Given the head node of a singly linked list with integer values sorted in ascending order, construct a height-balanced binary search tree (BST) containing all values from the list. Return the root node of the BST. The BST should be height-balanced, meaning the depth difference between left and right subtrees of any node is at most one.

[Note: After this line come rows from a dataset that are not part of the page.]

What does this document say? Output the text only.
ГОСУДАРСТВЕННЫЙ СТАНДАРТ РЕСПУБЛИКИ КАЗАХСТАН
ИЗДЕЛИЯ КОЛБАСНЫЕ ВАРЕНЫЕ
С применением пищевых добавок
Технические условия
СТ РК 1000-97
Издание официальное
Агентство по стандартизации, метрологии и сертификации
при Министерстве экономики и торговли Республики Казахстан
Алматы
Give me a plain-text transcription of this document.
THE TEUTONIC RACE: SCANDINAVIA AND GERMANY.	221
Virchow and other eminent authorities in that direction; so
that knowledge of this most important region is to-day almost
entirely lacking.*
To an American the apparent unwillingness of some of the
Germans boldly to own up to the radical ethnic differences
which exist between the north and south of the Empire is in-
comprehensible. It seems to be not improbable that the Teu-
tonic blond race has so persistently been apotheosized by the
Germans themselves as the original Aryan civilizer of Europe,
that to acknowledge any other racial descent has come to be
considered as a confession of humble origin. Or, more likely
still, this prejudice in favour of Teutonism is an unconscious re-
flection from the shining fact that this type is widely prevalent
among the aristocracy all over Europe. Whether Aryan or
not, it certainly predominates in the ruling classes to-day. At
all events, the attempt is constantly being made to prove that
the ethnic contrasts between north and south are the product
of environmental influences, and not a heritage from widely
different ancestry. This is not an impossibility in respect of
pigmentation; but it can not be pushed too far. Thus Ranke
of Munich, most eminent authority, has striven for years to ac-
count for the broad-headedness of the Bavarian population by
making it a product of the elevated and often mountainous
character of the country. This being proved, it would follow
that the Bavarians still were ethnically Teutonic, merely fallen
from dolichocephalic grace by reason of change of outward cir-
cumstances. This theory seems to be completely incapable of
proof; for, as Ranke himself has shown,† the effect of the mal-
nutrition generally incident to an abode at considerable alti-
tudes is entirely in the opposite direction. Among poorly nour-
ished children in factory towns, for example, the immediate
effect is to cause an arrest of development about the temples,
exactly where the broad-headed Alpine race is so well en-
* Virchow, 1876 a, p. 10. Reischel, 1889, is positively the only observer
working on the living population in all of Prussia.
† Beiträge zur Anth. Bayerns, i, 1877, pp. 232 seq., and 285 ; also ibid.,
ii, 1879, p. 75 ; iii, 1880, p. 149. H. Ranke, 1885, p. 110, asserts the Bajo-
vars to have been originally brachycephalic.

The output should be represented as a level-order traversal list of node values, using None for missing children.
Example 1
Input: ListNode(1, ListNode(2, ListNode(3, ListNode(4))))
Output: [2, 1, 3, None, None, None, 4]
Explanation: The BST is height-balanced with root 2, left child 1, right child 3, and right child of 3 is 4.
Example 2
Input: ListNode(-5, ListNode(-2, ListNode(0, ListNode(3, ListNode(8)))))
Output: [0, -5, 3, None, -2, None, 8]
Explanation: The BST is height-balanced with root 0, left subtree -5 -> -2, right subtree 3 -> 8.
Constraints
Case 1
Input: ListNode(7, ListNode(8, ListNode(9)))
Expected: [8, 7, 9]
Case 2
Input: ListNode(-1, ListNode(0, ListNode(1, ListNode(2, ListNode(3)))))
Expected: [1, 0, 2, -1, None, None, 3]
Case 3
Input: None
Expected: []
Case 4
Input: ListNode(5)
Expected: [5]